Although this study had several strengths, including use of a randomized controlled design and longitudinal assessment, results should also be interpreted in relation to limitations. The present sample included OW/OB female participants with urinary incontinence. Incontinence is common among OW/OB adults29 and was controlled for in all analyses. TST was based on self-report, which is consistent with much of the existing epidemiological, cross-sectional and prospective literature. It is possible that use of an objective measure of sleep may have provided further insight into the relationships under study. In particular, given the relatively short period of study (that is, 6 months), it may be that individuals do not perceive changes in their sleep patterns, though subtle changes may be occurring. Use of objective measures of sleep would be beneficial to further investigate these relationships. Additionally, future studies should examine whether intervening to increase sleep duration or improve sleep quality has a beneficial impact on weight loss outcomes. A recent study by Chaput et al.30 reported that short sleepers (defined as 6 h per day) who increased their sleep duration to 7–8 h per day over a 6-year period had a smaller increase in BMI and fat mass, compared with short sleepers who maintained their short sleep durations over the same period. This suggests that increasing sleep duration to a healthy duration of 7–8 h per day may be an important strategy for preventing weight gain. Additionally, little is known about the impact of maintaining weight loss on subsequent sleep habits. The present study examined the relationship between sleep and weight loss across a 6-month period. Future studies should examine whether maintaining a lower body weight following BWL treatment has a beneficial impact on sleep.

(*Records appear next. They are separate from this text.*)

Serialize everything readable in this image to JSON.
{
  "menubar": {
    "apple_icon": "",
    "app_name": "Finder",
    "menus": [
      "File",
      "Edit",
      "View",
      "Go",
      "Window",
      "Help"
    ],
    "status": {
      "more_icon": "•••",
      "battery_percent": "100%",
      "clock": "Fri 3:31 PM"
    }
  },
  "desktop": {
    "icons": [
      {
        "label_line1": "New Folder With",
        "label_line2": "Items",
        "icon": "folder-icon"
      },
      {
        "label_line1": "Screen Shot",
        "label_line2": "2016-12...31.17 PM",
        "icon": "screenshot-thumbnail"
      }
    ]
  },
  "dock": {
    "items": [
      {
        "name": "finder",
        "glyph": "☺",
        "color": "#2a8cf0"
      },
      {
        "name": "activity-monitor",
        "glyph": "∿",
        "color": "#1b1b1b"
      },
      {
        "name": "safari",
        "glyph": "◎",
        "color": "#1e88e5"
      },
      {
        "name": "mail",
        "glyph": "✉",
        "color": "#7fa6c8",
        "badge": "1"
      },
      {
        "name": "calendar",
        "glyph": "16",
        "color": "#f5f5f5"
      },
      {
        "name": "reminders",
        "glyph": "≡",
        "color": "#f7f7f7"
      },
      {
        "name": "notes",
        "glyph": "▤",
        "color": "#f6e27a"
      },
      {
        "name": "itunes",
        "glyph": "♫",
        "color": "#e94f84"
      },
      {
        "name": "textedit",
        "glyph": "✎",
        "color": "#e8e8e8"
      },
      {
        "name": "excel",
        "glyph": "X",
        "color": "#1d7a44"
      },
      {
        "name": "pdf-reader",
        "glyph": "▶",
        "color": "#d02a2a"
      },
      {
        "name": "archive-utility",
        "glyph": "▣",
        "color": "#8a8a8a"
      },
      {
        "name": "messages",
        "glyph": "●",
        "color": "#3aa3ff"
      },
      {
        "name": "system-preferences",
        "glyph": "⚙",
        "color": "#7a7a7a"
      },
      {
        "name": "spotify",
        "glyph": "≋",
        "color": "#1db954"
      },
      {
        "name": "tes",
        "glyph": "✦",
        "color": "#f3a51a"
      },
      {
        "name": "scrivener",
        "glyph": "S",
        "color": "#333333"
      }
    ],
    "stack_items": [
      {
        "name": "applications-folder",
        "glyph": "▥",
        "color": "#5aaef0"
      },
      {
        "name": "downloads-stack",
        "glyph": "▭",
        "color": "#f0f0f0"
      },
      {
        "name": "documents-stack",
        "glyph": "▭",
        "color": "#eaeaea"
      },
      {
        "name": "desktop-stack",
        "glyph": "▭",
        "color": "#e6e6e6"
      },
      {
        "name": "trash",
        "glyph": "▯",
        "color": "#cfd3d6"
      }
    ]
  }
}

Though epidemiological and cross-sectional studies support a relationship between short sleep and increased BMI, this relationship is poorly understood. Limited prospective data have examined this relationship, and reports from these studies have provided conflicting results. After controlling for multiple potential confounding variables, including incontinence, the present study found that reported TIB and TST do not predict weight loss for OW/OB women participating in a BWL treatment. This highlights the complex relationship between sleep and weight and suggests that future studies need to examine this relationship more thoroughly using objective measures, longitudinal designs and interventions aimed at improving sleep.
This work was supported by NIDDK (U01 DK067860, U01 DK067861, U01 DK067862).